L’indice socio-économique du ménage est un indicateur numérique attribué aux ménages inscrits au RSU, il reflète la situation socio-économique du ménage, et se calcule en se basant sur une formule de scoring (Modèle PMT – Proxy Means Testing – Évaluation des ressources par approximation), développée par le Haut- Commissariat au plan (HCP) avec l’appui technique de la Banque Mondiale, à travers des enquêtes terrain et des méthodes scientifiques éprouvées.
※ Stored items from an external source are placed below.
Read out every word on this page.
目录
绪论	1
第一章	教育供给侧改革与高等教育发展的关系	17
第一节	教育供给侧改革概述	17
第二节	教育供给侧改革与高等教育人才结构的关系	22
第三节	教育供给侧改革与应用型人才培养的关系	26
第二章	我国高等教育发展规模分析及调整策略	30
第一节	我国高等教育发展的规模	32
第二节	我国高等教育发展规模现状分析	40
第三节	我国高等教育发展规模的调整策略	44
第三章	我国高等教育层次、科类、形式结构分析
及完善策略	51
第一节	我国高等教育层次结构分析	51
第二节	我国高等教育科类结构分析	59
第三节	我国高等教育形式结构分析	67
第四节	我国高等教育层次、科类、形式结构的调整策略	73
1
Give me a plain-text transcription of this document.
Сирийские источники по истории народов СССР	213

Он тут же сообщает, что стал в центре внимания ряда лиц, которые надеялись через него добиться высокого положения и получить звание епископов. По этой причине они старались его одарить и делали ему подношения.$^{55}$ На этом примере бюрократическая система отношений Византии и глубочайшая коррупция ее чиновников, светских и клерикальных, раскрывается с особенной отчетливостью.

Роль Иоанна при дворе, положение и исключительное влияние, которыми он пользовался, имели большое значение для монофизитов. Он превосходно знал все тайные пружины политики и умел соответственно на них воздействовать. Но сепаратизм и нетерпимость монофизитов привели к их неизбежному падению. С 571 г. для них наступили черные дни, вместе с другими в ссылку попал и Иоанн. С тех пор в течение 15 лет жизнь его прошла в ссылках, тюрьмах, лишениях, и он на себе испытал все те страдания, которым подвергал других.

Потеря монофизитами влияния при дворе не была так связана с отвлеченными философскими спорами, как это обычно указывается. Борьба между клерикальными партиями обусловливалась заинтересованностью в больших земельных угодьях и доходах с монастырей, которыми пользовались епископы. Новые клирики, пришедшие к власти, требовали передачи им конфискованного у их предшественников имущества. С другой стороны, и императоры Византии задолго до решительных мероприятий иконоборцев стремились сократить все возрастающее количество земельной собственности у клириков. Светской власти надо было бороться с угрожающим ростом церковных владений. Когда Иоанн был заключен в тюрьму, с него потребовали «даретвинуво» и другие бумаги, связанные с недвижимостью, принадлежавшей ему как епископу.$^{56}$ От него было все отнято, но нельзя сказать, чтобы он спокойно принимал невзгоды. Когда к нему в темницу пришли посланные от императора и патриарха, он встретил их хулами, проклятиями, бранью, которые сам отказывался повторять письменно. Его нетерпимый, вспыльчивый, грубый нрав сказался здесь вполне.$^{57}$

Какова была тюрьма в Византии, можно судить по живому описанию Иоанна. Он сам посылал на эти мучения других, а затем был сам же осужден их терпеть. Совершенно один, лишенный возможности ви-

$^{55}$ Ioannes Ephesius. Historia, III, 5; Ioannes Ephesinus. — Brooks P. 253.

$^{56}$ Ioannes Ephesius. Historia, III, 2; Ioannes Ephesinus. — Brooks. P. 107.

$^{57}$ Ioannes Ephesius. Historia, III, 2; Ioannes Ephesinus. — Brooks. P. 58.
L’indice socio-économique prend en ligne de compte trois critères, en l’occurrence les spécificités démographiques et socio-économique du ménage, la région de résidence et le milieu de vie, urbain ou rural.
Parmi les indicateurs retenus, on cite notamment la taille du ménage, la situation professionnelle, le type d’habitation, les équipements, les dépenses courantes (gaz, électricité, eau) ou encore les biens non consommables.
Lorsque l’on cherche à identifier les ménages exposés à l’insécurité alimentaire, la plupart des mécanismes de ciblage par PMT ou CBT (community-based targeting – méthode du ciblage communautaire) ne sont pas plus performants qu’une attribution aléatoire des avantages. En revanche, les coûts du ciblage ne représentent qu’une petite part des budgets.

–Banque mondiale, Analyser l’impact des chocs climatiques et autres sur la pauvreté

Malgré ces qualités, le modèle n’identifie pas avec exactitude les ménages les plus pauvres. Les erreurs sont plus élevées en dessous du seuil d’éligibilité du 30ème percentile. Mais elles sont raisonnables à partir de ce seuil. Il en est de même du taux de couverture. Enfin, par rapport à ce seuil, les erreurs d’exclusion et d’inclusion du modèle PMT ne sont pas loin de celles des modèles PMT d’autres pays. Pour pallier à cette faiblesse, la Banque mondiale suggère de combiner le PMT avec une autre méthode comme le ciblage communautaire, par exemple.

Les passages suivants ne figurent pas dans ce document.